Because the rumors are true. Every single one. And Laney is going to show them just how true.
She’s going to show them all.
I bottle my hate until it ferments into poison, and then I get high off the fumes.
Going to try write this review without copious use of the f-bomb, but we shall see if I succeed – because all I want to do is go FUCKING HELL WHAT DID I JUST READ.
Heed the warnings of other reviewers when they say this book was dark – and while I know that it can be a tad disturbing, I was in the mood for something raw, and edgy, and brutal. There was no redemption arc in this book – while the ending was a little lighter, and the madness slightly dissipated, our MC was still on a path for vengeance, albeit to a lesser extent. You will find no fluffy bunnies and glitter and feel-good moments here.
Love doesn’t fit into boxes like that. It’s blurry, slippery, quantum. It’s only limited by our perceptions and before we slap a label on it and cram it into some category, everything is possible.
But I liked that the characters were unlikeable – nay, entirely screwed up, capable of extremely questionable acts, manipulation and violence – because it’s different to what I’ve read before. Everybody is a villain here. But then you look at what shaped them to be that way, and you say, how could they not end up the way they did?
Sometimes all you know about where you’re going is that it’s away from where you are.
The book was incredibly compelling. Once I got past halfway, I flew through until I finished at 2am my time. (Also, I’m a little disturbed at how intrigued I am with the sociopath dude, and that he appears in the author’s next novel.) I didn’t find the use of drugs/sex/alcohol gratuitous – people do that, especially the less stable ones who self-medicate.
I really enjoy Leah Raeder’s prose. While some of the descriptions and figures of speech can be read as pretentious, they also smack of authenticity to me – not weird and ill-fitting, like when writers are trying too hard to be unique. In fact, some of the prose almost seems stream-of-consciousness-like, although I’ve also seen the word ‘messy’ used to describe it. I guess it’s a personal preference, and won’t work for everybody.
We cruised through dead streets where neon perfused the air like coloured smoke. Traffic lights blinked on and off, emerald and citrine and ruby splitting in dazzling shards across my face.
(The back and forth timeline can get confusing, but as with all novels structured like that, it all starts to make sense once you’ve made some headway.)

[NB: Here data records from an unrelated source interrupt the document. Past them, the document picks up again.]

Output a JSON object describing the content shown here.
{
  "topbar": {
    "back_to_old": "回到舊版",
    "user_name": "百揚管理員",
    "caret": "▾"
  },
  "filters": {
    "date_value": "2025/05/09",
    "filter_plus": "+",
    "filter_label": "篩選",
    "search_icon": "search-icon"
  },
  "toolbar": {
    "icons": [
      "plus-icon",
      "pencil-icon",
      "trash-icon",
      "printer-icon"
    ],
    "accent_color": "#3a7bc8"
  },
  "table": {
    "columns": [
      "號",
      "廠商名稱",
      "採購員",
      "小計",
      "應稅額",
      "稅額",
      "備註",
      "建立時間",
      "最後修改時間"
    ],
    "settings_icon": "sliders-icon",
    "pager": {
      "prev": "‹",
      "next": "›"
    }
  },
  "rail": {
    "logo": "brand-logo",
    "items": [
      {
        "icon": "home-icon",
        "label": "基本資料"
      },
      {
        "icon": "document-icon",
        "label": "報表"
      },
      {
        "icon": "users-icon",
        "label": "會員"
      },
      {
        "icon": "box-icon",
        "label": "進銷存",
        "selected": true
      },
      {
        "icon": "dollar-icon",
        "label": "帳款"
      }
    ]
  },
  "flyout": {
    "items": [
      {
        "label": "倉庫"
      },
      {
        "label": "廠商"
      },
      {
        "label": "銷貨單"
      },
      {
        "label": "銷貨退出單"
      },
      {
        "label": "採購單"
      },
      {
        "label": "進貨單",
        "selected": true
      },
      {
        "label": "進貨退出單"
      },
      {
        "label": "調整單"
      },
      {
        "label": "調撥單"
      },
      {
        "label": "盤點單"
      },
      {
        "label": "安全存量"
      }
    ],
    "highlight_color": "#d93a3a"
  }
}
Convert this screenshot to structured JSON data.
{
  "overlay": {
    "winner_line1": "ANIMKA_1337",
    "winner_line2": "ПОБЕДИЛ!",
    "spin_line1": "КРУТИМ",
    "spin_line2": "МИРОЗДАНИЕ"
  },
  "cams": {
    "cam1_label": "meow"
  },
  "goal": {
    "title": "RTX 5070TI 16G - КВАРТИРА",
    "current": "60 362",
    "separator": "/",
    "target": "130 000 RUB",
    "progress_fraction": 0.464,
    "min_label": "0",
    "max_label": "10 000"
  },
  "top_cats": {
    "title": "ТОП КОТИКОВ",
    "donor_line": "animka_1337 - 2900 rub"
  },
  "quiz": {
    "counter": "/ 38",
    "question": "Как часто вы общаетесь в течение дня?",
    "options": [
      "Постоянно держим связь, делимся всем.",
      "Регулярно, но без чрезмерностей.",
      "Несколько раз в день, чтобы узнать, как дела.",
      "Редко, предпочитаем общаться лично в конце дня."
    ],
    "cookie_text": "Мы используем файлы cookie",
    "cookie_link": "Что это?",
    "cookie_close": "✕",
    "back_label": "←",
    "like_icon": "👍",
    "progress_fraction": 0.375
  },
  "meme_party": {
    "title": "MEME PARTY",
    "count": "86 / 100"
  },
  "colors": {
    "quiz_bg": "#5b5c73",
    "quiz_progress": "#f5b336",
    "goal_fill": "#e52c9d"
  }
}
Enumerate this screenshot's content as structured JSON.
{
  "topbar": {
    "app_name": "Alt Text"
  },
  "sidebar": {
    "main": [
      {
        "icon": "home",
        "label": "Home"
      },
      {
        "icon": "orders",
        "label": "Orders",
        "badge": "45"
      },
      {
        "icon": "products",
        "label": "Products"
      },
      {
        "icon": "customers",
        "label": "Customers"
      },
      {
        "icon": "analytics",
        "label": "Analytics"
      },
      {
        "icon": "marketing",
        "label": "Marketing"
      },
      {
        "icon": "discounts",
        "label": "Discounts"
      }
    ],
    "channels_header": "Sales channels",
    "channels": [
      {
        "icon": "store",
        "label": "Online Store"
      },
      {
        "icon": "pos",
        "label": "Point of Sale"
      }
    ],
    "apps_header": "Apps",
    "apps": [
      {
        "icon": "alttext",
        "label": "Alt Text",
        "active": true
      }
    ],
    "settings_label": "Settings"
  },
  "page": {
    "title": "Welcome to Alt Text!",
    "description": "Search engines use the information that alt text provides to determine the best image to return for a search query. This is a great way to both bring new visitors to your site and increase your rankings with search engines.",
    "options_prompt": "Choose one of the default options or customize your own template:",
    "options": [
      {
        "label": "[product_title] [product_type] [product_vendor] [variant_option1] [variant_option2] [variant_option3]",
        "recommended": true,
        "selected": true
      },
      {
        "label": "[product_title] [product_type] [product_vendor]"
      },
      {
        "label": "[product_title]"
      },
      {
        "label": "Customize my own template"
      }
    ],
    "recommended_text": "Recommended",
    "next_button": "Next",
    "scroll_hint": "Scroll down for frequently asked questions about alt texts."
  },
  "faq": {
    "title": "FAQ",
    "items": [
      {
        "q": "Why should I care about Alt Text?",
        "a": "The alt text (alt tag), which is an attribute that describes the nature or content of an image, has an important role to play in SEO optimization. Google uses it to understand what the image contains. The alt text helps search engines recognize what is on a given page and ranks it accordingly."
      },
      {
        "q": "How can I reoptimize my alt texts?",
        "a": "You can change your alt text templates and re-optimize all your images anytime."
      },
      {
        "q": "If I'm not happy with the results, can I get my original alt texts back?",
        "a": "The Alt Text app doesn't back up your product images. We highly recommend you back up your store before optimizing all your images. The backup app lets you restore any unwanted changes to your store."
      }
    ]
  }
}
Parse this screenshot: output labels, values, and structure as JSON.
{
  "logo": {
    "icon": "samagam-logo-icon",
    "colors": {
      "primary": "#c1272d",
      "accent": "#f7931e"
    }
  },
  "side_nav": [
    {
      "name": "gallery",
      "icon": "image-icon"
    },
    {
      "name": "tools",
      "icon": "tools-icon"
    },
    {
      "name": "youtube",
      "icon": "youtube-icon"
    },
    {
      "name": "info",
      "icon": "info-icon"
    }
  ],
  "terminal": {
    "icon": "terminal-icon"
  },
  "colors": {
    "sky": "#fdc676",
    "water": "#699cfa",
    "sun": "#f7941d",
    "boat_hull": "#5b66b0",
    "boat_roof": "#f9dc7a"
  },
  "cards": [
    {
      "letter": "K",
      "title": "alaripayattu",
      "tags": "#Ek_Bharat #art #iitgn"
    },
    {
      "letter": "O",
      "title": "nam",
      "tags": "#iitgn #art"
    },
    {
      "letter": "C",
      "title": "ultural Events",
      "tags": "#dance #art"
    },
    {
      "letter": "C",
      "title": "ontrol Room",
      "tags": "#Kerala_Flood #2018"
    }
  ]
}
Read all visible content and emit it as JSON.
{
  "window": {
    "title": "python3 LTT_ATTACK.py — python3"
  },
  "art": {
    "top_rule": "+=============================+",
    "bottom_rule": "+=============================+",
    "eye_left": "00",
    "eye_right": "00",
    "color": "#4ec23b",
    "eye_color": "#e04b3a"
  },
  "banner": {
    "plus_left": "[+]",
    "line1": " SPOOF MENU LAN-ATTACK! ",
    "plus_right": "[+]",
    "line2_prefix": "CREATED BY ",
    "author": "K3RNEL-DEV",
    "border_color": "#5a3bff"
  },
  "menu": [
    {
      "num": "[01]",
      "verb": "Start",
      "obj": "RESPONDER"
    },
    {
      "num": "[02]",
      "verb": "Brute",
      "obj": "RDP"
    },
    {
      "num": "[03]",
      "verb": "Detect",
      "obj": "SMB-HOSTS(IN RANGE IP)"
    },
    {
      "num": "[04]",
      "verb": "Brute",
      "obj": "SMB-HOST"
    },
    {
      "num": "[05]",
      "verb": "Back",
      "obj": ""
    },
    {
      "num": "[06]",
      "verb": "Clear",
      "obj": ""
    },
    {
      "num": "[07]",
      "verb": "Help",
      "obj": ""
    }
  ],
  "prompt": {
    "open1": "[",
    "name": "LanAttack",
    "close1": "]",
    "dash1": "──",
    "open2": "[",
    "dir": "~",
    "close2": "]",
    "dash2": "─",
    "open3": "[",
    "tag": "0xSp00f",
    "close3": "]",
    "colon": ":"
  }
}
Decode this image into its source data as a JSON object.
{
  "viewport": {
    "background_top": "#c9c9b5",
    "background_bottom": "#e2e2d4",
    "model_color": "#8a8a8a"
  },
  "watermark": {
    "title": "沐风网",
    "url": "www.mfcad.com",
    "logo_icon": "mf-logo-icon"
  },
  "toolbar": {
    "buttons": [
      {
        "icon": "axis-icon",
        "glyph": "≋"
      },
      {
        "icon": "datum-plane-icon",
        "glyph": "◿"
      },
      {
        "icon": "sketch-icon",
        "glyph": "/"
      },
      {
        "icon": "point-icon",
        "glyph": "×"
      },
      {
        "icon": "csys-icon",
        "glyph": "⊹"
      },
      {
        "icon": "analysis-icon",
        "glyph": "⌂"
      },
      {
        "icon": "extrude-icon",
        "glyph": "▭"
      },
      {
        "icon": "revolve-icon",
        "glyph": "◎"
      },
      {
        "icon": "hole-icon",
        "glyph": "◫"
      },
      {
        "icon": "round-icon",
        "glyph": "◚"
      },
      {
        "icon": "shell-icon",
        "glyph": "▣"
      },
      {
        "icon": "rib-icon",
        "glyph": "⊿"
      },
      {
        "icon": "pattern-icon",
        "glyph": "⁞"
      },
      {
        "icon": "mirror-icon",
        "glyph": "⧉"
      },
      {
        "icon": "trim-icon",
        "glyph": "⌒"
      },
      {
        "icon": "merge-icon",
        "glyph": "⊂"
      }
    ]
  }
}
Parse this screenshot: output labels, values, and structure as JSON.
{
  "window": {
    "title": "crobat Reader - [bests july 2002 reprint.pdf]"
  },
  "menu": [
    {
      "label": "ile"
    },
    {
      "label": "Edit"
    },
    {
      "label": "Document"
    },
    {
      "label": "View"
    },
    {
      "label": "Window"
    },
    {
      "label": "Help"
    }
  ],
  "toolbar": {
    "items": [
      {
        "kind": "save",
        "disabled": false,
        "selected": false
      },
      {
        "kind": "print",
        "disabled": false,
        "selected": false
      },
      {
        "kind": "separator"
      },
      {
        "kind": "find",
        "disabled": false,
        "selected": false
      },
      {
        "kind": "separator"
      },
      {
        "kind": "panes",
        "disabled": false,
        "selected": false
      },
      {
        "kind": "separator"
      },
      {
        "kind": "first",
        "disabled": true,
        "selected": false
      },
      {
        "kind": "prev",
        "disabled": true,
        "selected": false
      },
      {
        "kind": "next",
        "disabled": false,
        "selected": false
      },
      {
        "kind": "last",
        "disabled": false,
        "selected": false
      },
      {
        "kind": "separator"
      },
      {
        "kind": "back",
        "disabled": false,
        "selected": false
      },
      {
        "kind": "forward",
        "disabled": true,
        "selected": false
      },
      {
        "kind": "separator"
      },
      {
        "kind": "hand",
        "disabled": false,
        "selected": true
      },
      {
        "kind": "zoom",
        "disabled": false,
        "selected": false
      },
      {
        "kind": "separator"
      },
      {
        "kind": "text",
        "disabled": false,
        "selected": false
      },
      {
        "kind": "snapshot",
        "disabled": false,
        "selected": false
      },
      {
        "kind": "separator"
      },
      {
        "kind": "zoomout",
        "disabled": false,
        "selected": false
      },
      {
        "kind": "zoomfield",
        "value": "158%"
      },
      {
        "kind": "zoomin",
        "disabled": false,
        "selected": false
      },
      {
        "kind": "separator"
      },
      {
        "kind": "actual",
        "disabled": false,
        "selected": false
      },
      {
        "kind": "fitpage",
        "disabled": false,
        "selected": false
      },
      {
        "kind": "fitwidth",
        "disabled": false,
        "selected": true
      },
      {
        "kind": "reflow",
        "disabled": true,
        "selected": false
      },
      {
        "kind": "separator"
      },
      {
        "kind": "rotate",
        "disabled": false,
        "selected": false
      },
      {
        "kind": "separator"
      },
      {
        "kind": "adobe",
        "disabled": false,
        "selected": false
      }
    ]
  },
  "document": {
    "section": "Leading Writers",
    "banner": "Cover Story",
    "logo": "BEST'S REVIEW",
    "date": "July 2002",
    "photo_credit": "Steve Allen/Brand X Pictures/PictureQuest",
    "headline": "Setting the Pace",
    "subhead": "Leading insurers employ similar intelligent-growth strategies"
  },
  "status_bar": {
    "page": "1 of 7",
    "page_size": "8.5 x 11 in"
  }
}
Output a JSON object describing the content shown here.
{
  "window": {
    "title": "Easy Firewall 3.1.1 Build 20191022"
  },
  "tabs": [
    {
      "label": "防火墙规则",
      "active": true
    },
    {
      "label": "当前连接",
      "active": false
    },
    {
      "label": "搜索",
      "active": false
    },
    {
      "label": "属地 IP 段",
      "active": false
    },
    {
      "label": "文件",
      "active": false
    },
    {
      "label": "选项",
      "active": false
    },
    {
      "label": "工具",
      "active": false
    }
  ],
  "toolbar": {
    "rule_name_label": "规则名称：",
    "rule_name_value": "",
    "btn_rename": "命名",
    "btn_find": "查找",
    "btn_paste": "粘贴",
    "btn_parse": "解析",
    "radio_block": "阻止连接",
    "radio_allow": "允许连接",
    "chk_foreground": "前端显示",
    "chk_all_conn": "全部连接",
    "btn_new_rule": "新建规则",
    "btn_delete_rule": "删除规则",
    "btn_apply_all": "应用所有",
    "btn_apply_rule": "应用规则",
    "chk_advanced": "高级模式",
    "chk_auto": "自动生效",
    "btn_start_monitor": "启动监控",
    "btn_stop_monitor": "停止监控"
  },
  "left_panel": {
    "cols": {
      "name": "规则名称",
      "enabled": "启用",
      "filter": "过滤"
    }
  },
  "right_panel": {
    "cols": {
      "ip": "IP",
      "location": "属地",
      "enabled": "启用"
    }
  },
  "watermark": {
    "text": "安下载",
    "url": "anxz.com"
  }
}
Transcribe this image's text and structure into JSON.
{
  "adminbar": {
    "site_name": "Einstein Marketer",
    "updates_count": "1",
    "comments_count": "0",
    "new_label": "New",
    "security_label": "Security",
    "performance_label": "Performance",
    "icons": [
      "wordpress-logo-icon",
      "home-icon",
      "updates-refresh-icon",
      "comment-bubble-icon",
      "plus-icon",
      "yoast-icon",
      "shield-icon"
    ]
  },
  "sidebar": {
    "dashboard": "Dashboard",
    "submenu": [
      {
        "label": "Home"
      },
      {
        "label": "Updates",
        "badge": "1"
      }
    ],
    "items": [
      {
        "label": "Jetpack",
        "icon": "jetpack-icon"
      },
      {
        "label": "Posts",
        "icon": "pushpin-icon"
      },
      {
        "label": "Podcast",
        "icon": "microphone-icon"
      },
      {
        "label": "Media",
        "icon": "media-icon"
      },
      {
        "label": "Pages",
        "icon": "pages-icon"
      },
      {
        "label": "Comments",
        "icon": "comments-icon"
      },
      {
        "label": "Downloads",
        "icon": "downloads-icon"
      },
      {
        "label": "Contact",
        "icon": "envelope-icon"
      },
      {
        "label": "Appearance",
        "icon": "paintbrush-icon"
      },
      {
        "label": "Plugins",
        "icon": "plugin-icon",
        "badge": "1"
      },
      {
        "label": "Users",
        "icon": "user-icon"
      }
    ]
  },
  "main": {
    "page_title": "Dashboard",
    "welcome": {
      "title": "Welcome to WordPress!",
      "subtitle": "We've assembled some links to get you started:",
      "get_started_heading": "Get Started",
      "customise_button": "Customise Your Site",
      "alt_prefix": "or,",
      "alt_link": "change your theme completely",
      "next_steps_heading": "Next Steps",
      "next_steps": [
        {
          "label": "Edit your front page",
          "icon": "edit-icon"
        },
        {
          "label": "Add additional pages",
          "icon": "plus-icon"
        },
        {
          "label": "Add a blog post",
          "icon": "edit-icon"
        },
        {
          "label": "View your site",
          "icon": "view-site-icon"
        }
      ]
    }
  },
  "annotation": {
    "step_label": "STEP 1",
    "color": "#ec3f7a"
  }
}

In a typical college romance novel, he’d be a gorgeous but troubled sex god who’d cure all my deep-seated psych issues with a good hard fuck. I’d smell his misogyny and abusive tendencies from miles off but my brain would turn to hormone soup because abs. That’s the formula. Broken girl + bad boy = sexual healing. All you need to fix that tragic past is a six-pack. More problems? Add abs. It’s magic dick lit.
Leah Raeder is a refreshing voice in the NA genre. She pulls no punches. Her female characters are fierce. Nothing about her books is formulaic, and she puts the rest of the problematic crap in the NA genre to shame.